Radio-Canada comme enjeu électoral
OTTAWA – D’élection en élection, des thèmes récurrents sont au cœur des préoccupations des communautés francophones vivant en situation minoritaire. Or, l’avenir du diffuseur public CBC/Radio-Canada a rarement constitué un enjeu majeur pour la francophonie canadienne à l’approche d’une élection fédérale. C’est pourtant le cas cette année.
« Nous voulons que le prochain gouvernement assure à notre diffuseur public, Radio-Canada, les moyens de s’acquitter de son mandat », a déclaré la Fédération des communautés francophones et acadienne (FCFA) du Canada, dès le déclenchement des élections, début août.
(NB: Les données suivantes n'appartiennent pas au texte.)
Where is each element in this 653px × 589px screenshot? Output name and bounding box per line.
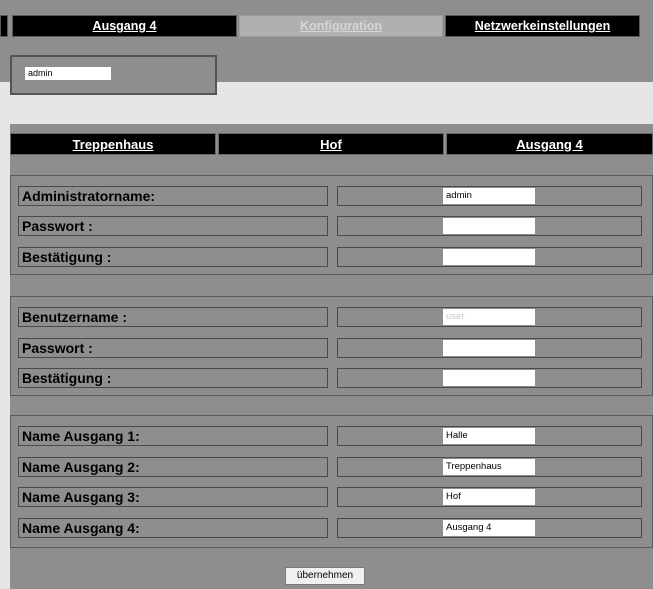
admin-name-label: Administratorname: [18,186,328,206]
tab-partial-left[interactable] [0,15,8,37]
output-4-label: Name Ausgang 4: [18,518,328,538]
output-1-label: Name Ausgang 1: [18,426,328,446]
user-confirm-input[interactable] [443,370,535,386]
output-2-label: Name Ausgang 2: [18,457,328,477]
output-3-input[interactable]: Hof [443,489,535,505]
admin-password-input[interactable] [443,218,535,234]
tab-hof[interactable]: Hof [218,133,444,155]
tab-treppenhaus[interactable]: Treppenhaus [10,133,216,155]
top-admin-name-input[interactable]: admin [25,67,111,80]
admin-confirm-input[interactable] [443,249,535,265]
tab-netzwerkeinstellungen[interactable]: Netzwerkeinstellungen [445,15,640,37]
output-1-input[interactable]: Halle [443,428,535,444]
user-name-label: Benutzername : [18,307,328,327]
tab-ausgang-4[interactable]: Ausgang 4 [446,133,653,155]
output-3-label: Name Ausgang 3: [18,487,328,507]
admin-password-label: Passwort : [18,216,328,236]
output-4-input[interactable]: Ausgang 4 [443,520,535,536]
user-name-input[interactable]: user [443,309,535,325]
user-password-label: Passwort : [18,338,328,358]
admin-name-input[interactable]: admin [443,188,535,204]
tab-ausgang-4-top[interactable]: Ausgang 4 [12,15,237,37]
user-confirm-label: Bestätigung : [18,368,328,388]
output-2-input[interactable]: Treppenhaus [443,459,535,475]
user-password-input[interactable] [443,340,535,356]
admin-confirm-label: Bestätigung : [18,247,328,267]
tab-konfiguration[interactable]: Konfiguration [239,15,443,37]
apply-button[interactable]: übernehmen [285,567,365,585]
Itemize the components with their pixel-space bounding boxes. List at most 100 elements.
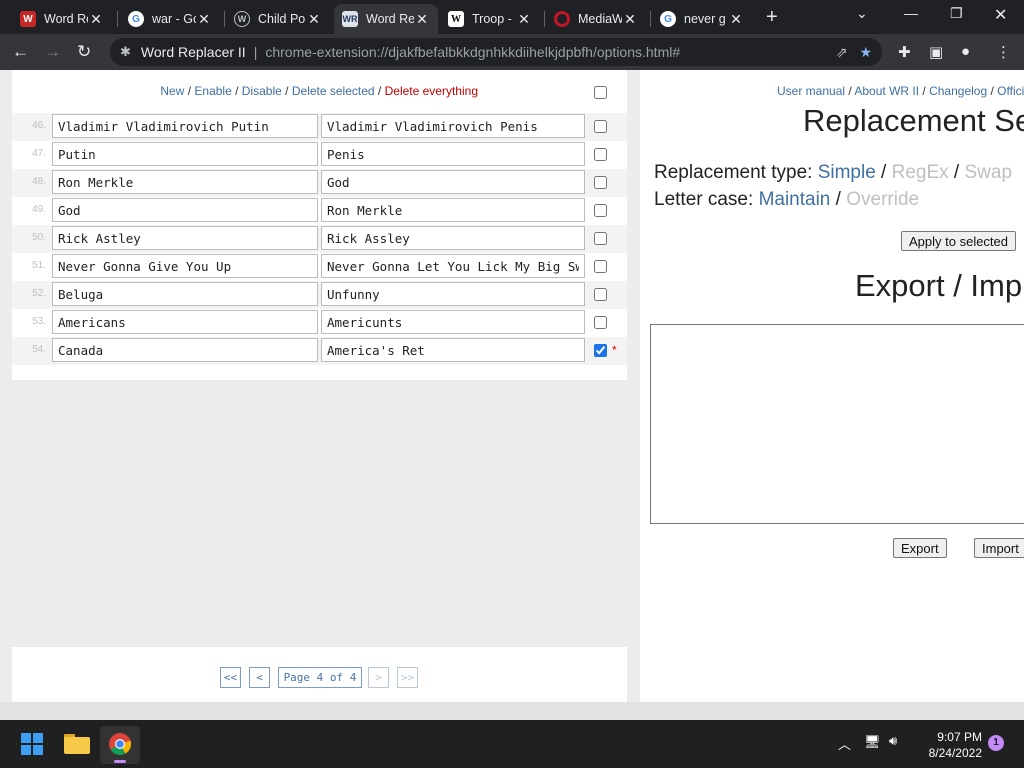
row-select-checkbox[interactable]: [594, 232, 607, 245]
close-icon[interactable]: ✕: [728, 11, 744, 28]
select-all-checkbox[interactable]: [594, 86, 607, 99]
row-select-checkbox[interactable]: [594, 148, 607, 161]
options-page: New / Enable / Disable / Delete selected…: [0, 70, 1024, 720]
replacement-row: 48.: [12, 169, 627, 197]
windows-taskbar: ︿ 🖥︎ 🔊︎ 9:07 PM 8/24/2022 1: [0, 720, 1024, 768]
replace-input[interactable]: [321, 310, 585, 334]
file-explorer-icon[interactable]: [64, 732, 90, 754]
export-button[interactable]: Export: [893, 538, 947, 558]
tab-title: Word Re: [44, 12, 88, 26]
row-select-checkbox[interactable]: [594, 120, 607, 133]
extension-icon: ✱: [120, 44, 131, 59]
unsaved-marker: *: [612, 343, 617, 357]
close-icon[interactable]: ✕: [516, 11, 532, 28]
find-input[interactable]: [52, 114, 318, 138]
apply-to-selected-button[interactable]: Apply to selected: [901, 231, 1017, 251]
type-regex-option[interactable]: RegEx: [892, 162, 949, 183]
row-select-checkbox[interactable]: [594, 288, 607, 301]
find-input[interactable]: [52, 170, 318, 194]
about-link[interactable]: About WR II: [854, 84, 919, 98]
next-page-button[interactable]: >: [368, 667, 389, 688]
menu-kebab-icon[interactable]: ⋮: [996, 43, 1011, 61]
find-input[interactable]: [52, 254, 318, 278]
volume-icon[interactable]: 🔊︎: [889, 733, 897, 749]
bookmark-star-icon[interactable]: ★: [859, 44, 872, 61]
tab-6[interactable]: MediaW ✕: [546, 4, 646, 34]
tab-4-active[interactable]: WR Word Re ✕: [334, 4, 438, 34]
network-icon[interactable]: 🖥︎: [864, 734, 881, 750]
type-swap-option[interactable]: Swap: [965, 162, 1013, 183]
horizontal-scrollbar[interactable]: [0, 702, 1024, 720]
delete-everything-link[interactable]: Delete everything: [385, 84, 478, 98]
delete-selected-link[interactable]: Delete selected: [292, 84, 375, 98]
find-input[interactable]: [52, 338, 318, 362]
chrome-taskbar-button[interactable]: [100, 726, 140, 764]
close-icon[interactable]: ✕: [622, 11, 638, 28]
type-simple-option[interactable]: Simple: [818, 162, 876, 183]
last-page-button[interactable]: >>: [397, 667, 418, 688]
share-icon[interactable]: ⇗: [836, 44, 848, 61]
replace-input[interactable]: [321, 114, 585, 138]
close-icon[interactable]: ✕: [196, 11, 212, 28]
tab-title: Troop -: [472, 12, 512, 26]
replace-input[interactable]: [321, 282, 585, 306]
changelog-link[interactable]: Changelog: [929, 84, 987, 98]
close-icon[interactable]: ✕: [414, 11, 430, 28]
find-input[interactable]: [52, 282, 318, 306]
new-tab-button[interactable]: +: [766, 7, 778, 27]
row-select-checkbox[interactable]: [594, 260, 607, 273]
import-button[interactable]: Import: [974, 538, 1024, 558]
clock[interactable]: 9:07 PM 8/24/2022: [922, 729, 982, 761]
address-bar[interactable]: ✱ Word Replacer II | chrome-extension://…: [110, 38, 882, 66]
url-text: chrome-extension://djakfbefalbkkdgnhkkdi…: [265, 44, 681, 60]
find-input[interactable]: [52, 226, 318, 250]
restore-icon[interactable]: ❐: [950, 5, 963, 22]
prev-page-button[interactable]: <: [249, 667, 270, 688]
tab-search-icon[interactable]: ⌄: [856, 5, 868, 22]
find-input[interactable]: [52, 310, 318, 334]
minimize-icon[interactable]: —: [904, 5, 918, 21]
row-number: 47.: [32, 148, 46, 159]
user-manual-link[interactable]: User manual: [777, 84, 845, 98]
replace-input[interactable]: [321, 170, 585, 194]
tab-5[interactable]: W Troop - ✕: [440, 4, 540, 34]
row-select-checkbox[interactable]: [594, 204, 607, 217]
tab-1[interactable]: W Word Re ✕: [12, 4, 112, 34]
replace-input[interactable]: [321, 254, 585, 278]
close-icon[interactable]: ✕: [88, 11, 104, 28]
first-page-button[interactable]: <<: [220, 667, 241, 688]
close-window-icon[interactable]: ✕: [994, 5, 1007, 25]
tab-2[interactable]: G war - Go ✕: [120, 4, 220, 34]
disable-link[interactable]: Disable: [242, 84, 282, 98]
replace-input[interactable]: [321, 142, 585, 166]
new-link[interactable]: New: [160, 84, 184, 98]
replacement-row: 49.: [12, 197, 627, 225]
side-panel-icon[interactable]: ▣: [929, 43, 943, 61]
letter-case-label: Letter case:: [654, 189, 754, 210]
official-link[interactable]: Offici: [997, 84, 1024, 98]
close-icon[interactable]: ✕: [306, 11, 322, 28]
find-input[interactable]: [52, 142, 318, 166]
replace-input[interactable]: [321, 226, 585, 250]
profile-icon[interactable]: ●: [961, 43, 970, 60]
chrome-icon: [109, 733, 131, 755]
show-hidden-icons-icon[interactable]: ︿: [838, 734, 851, 753]
extensions-puzzle-icon[interactable]: ✚: [898, 43, 911, 61]
enable-link[interactable]: Enable: [194, 84, 231, 98]
tab-7[interactable]: G never g ✕: [652, 4, 752, 34]
windows-start-icon[interactable]: [21, 733, 43, 755]
replace-input[interactable]: [321, 338, 585, 362]
reload-icon[interactable]: ↻: [77, 42, 91, 62]
replace-input[interactable]: [321, 198, 585, 222]
row-select-checkbox[interactable]: [594, 316, 607, 329]
notification-badge[interactable]: 1: [988, 735, 1004, 751]
row-select-checkbox[interactable]: [594, 344, 607, 357]
export-import-textarea[interactable]: [650, 324, 1024, 524]
row-select-checkbox[interactable]: [594, 176, 607, 189]
case-maintain-option[interactable]: Maintain: [759, 189, 831, 210]
case-override-option[interactable]: Override: [846, 189, 919, 210]
forward-icon[interactable]: →: [44, 42, 61, 62]
tab-3[interactable]: W Child Po ✕: [226, 4, 330, 34]
find-input[interactable]: [52, 198, 318, 222]
back-icon[interactable]: ←: [12, 42, 29, 62]
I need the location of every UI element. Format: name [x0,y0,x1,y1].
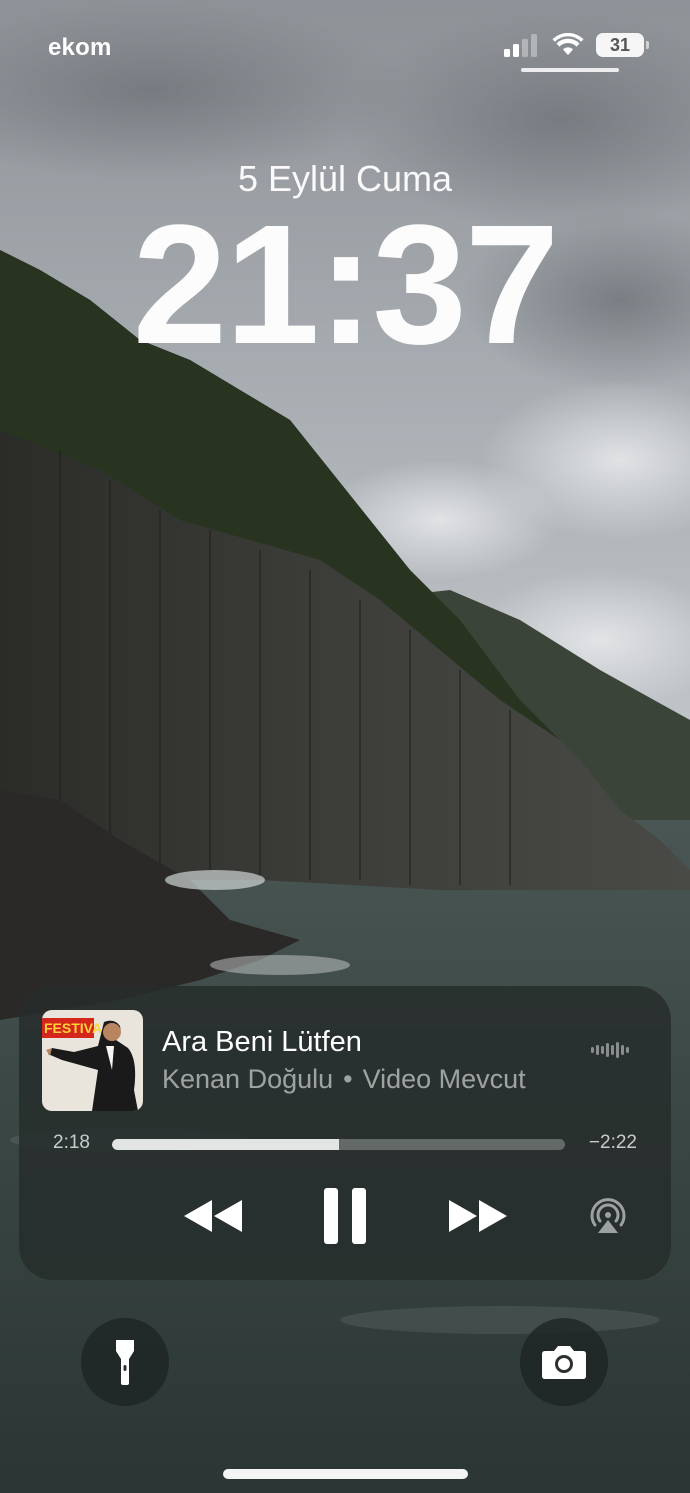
home-indicator[interactable] [223,1469,468,1479]
flashlight-icon [116,1340,134,1385]
battery-icon: 31 [596,33,649,57]
status-bar: ekom 31 [0,0,690,90]
song-artist: Kenan Doğulu [162,1064,334,1094]
subtitle-separator: • [343,1064,353,1094]
audio-waveform-icon [591,1042,629,1058]
camera-icon [542,1346,586,1379]
remaining-time: −2:22 [588,1132,637,1153]
airplay-icon [590,1198,626,1233]
playback-progress-bar[interactable] [112,1139,565,1150]
wifi-icon [552,33,584,55]
playback-progress-fill [112,1139,339,1150]
song-extra-info: Video Mevcut [362,1064,526,1094]
camera-button[interactable] [520,1318,608,1406]
carrier-name: ekom [48,34,112,61]
airplay-button[interactable] [585,1184,631,1248]
elapsed-time: 2:18 [53,1132,90,1153]
cellular-signal-icon [504,33,540,57]
fast-forward-button[interactable] [444,1184,514,1248]
pause-button[interactable] [315,1184,375,1248]
album-artwork[interactable]: FESTIVAL [42,1010,143,1111]
rewind-icon [184,1200,242,1232]
song-subtitle: Kenan Doğulu • Video Mevcut [162,1064,526,1095]
status-bar-indicator [521,68,619,72]
status-icons: 31 [504,33,649,57]
fast-forward-icon [449,1200,507,1232]
song-title: Ara Beni Lütfen [162,1026,362,1058]
pause-icon [324,1188,366,1244]
lock-screen-time: 21:37 [132,190,560,380]
now-playing-widget[interactable]: FESTIVAL Ara Beni Lütfen Kenan Doğulu • Vi… [19,986,671,1280]
flashlight-button[interactable] [81,1318,169,1406]
rewind-button[interactable] [177,1184,247,1248]
album-art-text: FESTIVAL [44,1020,111,1036]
Le ton était donné et le message, on ne peut plus clair. Il faut cependant préciser qu’un rapport du comité sénatorial des Transports et des communications, rapport dont la publication a précédé de peu le début de la campagne électorale, ne contribuait en rien à apaiser les craintes des plus ardents défenseurs de CBC/Radio-Canada.
Plutôt critique envers la société d’État, le rapport en question avançait que le diffuseur public doit exister afin d’offrir des services que le privé n’offre pas, plus particulièrement aux gens vivant dans les régions éloignées. Du même souffle, le rapport laissait sous-entendre que le diffuseur public devait trouver les moyens de maintenir la même qualité de services, avec moins de ressources.
L’épineuse question du financement de CBC/Radio-Canada a également été abordée, le rapport du Sénat suggérant notamment de trouver des sources de financement additionnelles, comme des dons du public effectués sur une base volontaire. Il n’en fallait pas plus pour plonger le diffuseur public au cœur de la campagne électorale, le regroupement Les Amis de la radiodiffusion attaquant entre autres le rapport et ses auteurs.
« Les sept sénateurs conservateurs siégeant au comité ont été nommés par Stephen Harper. En tant que loyaux serviteurs, ils font la sale besogne pour lui en proposant un agenda hostile qui mettrait fin à la radiodiffusion publique canadienne telle qu’on la connaît », avance le porte-parole du groupe Ian Morrison.
Du côté de la Saskatchewan, la présidente de l’Assemblée communautaire fransaskoise, Françoise Sigur-Cloutier, reconnaît aisément que le diffuseur public doit se moderniser. Cependant « ce n’est pas en l’amputant des deux jambes que l’on va lui donner du même coup la possibilité de voler! Or, c’est ce que ce rapport suggère sans beaucoup de nuances. »
L’heure des promesses
Récemment, la Fédération culturelle canadienne-française (FCCF) saisissait la balle au bond et en profitait pour questionner les trois principaux partis fédéraux sur ce dossier chaud.
En date du 21 août, le Parti conservateur n’avait toujours pas répondu au questionnaire de la FCCF, tandis que le Nouveau Parti démocratique et le Parti libéral se sont tous deux engagés à rétablir le financement de CBC/Radio-Canada au même niveau qu’avant les compressions de l’ordre de 115 millions de dollars annoncées en 2012.
« Nous garantirons un financement stable, pluriannuel et prévisible qui protégera Radio-Canada des fluctuations du marché publicitaire et consacrerait sa liberté éditoriale vis-à-vis du gouvernement », promet le NPD.
« Nous entendons exiger que la programmation de la SRC présente un contenu majoritairement canadien et suffisamment varié pour répondre aux besoins des divers publics canadiens, y compris des communautés francophones et acadienne. Cette programmation devra respecter la spécificité des marchés francophones et anglophones, qui ont des contextes, des dynamiques et des conditions de succès qui leur sont propres », envisagent pour leur part les libéraux de Justin Trudeau.
Parmi les points abordés dans le sondage de la FCCF, la question du financement de CBC/Radio-Canada occupait une place de choix, la FCCF jugeant que le diffuseur public joue un rôle de premier plan dans la promotion et la diffusion de la culture au sein des communautés de langue officielle en situation minoritaire.
« Au cours des dernières années, la Société Radio-Canada a vu ses crédits parlementaires diminuer, la forçant à réajuster son budget et causant de nombreuses coupes. L’impact négatif de cette situation est de plus en plus flagrant sur la capacité de la SRC d’appuyer des événements culturels et des activités artistiques d’envergure », dénonce la FCCF.
Maintenant que chaque parti aspirant à prendre le pouvoir à Ottawa a déjà eu l’occasion de se prononcer sur l’avenir du diffuseur public, il reste à voir quelle place occupera ce dossier durant le reste de la campagne. Libéraux et néo-démocrates en profiteront sûrement pour attaquer les conservateurs sur le sujet, en misant surtout sur les postes abolis d’un bout à l’autre du pays, dont en régions, et sur la quasi-disparition d’un service des sports autrefois très efficace.